Weave n Gangs

 

Weave n Gangs

 

                Man, where do I start? I was inspired to write Weave ‘n’ Gangs by some very personal experiences of mine. First, I would like to say that, every black woman that wears a weave is not insecure. Some black women will wear their hair in various styles, including a natural fashion, depending on the situation. Next, every black man who is in a gang is not insecure either. I understand that in many areas of the country, young men are often born into gangs. I am from Jersey City, New Jersey. Growing up as a kid, the Bloods and Crips were gangs I only saw in west coast movies. The gangs in my neighborhood were usually based on where a person lived, or who he or she was related to. By the time I turned 16, I realized that the gang culture had spread rapidly on the East Coast. So, my perspective on gangs is strictly from the view of my neighborhood. It also hit very close to home when my younger brother decided to join the bloods. It hurt me because even though his father was absent, I always tried to speak life and positivity into him as a brother/guardian/ and mentor. “ You a blood, that just another sign of your weakness”, derives from my frustration of watching my little brother be sentenced to 5 years in prison after one of his “homies” snitched on him. Those lyrics were my truth and honesty. Many of our young men join gangs to compensate for absent male figures in the house hold. They just want a family. As, for the ladies, as a race and culture I can relate to the subconscious self hate. Sometimes we just don’t realize that we have been conditioned to think a certain way.
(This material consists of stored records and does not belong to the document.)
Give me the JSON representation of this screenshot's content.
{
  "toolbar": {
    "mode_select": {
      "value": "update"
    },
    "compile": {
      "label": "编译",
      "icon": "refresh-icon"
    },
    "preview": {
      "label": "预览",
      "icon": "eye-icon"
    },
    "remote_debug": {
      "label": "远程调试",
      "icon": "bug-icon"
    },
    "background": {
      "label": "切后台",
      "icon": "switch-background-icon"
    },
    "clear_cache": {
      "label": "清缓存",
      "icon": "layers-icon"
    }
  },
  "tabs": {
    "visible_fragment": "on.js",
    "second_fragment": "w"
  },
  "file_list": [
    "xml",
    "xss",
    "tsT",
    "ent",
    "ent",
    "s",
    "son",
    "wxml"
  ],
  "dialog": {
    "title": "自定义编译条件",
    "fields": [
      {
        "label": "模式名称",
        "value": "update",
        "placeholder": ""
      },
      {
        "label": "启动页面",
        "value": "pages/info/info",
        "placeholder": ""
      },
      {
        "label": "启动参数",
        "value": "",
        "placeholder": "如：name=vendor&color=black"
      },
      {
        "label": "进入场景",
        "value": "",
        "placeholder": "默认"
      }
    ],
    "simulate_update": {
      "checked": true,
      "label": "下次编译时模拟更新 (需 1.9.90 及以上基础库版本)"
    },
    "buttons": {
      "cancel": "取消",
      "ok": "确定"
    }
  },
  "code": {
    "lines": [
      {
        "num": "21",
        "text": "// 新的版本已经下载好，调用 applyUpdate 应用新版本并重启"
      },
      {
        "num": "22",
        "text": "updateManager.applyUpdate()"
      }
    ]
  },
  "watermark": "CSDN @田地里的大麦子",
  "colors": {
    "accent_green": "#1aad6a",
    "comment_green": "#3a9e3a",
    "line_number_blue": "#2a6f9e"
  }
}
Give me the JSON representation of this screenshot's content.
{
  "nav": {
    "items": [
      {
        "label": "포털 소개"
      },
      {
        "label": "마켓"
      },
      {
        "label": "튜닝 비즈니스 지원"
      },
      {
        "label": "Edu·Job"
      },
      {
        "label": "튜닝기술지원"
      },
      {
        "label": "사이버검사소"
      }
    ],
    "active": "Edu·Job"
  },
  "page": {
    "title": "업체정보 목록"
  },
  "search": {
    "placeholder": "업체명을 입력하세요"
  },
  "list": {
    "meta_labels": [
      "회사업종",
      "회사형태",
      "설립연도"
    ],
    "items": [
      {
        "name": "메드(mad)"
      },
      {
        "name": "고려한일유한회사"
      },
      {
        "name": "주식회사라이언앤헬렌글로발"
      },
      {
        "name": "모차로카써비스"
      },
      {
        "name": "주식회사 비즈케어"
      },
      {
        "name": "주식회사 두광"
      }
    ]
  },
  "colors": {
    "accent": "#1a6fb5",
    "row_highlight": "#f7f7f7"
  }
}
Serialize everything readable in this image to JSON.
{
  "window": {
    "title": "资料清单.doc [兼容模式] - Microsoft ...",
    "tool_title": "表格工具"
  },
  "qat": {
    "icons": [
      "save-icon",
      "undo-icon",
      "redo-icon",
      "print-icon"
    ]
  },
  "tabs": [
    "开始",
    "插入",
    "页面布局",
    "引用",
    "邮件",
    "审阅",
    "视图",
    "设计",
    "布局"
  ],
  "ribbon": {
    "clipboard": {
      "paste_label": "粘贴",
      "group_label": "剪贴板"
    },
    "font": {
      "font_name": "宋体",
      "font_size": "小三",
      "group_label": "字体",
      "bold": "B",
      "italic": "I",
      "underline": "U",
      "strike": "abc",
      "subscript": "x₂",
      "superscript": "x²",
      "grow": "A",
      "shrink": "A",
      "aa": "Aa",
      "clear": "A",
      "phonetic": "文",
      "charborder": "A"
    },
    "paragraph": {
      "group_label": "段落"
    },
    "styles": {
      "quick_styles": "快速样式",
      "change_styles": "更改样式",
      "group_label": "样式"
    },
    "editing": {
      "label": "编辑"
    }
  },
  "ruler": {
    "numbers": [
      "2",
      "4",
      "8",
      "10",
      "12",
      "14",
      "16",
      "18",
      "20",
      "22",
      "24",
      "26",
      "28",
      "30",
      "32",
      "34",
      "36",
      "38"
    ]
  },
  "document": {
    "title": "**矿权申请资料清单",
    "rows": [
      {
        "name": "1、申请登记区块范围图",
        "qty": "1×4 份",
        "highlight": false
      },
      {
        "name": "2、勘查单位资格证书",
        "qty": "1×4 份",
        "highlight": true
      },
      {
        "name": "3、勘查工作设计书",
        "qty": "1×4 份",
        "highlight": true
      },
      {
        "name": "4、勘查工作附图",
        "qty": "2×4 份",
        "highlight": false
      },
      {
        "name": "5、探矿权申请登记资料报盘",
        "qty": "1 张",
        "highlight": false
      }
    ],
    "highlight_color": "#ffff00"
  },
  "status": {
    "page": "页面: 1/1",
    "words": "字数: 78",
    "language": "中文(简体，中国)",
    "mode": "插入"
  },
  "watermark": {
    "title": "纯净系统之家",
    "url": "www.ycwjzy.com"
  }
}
I watch many black women that I know personally, with hair that is more beautiful than the weave that they wear, spend hundreds of dollars on Brazilian hair. Many women in our culture don’t even realize that they are trying to look European. They are putting so much emphasis on looking like real life Barbie dolls, that they ignore the natural beauty possessed by black women. ” When I was 8, I wanted to Al B. Sure cuz he was light skin with good hair”. Those lyrics are a testimony to my own self hate as a child. I wanted to have lighter skin because everything that was positive on television was of a lighter complexion. ( Batman, Superman etc) I can relate ladies. In a nutshell, I wanted to spark a conversation about our insecurities as a race and culture, that at the very least could spark a thought, that could lead to a change in at least one person. Thank You.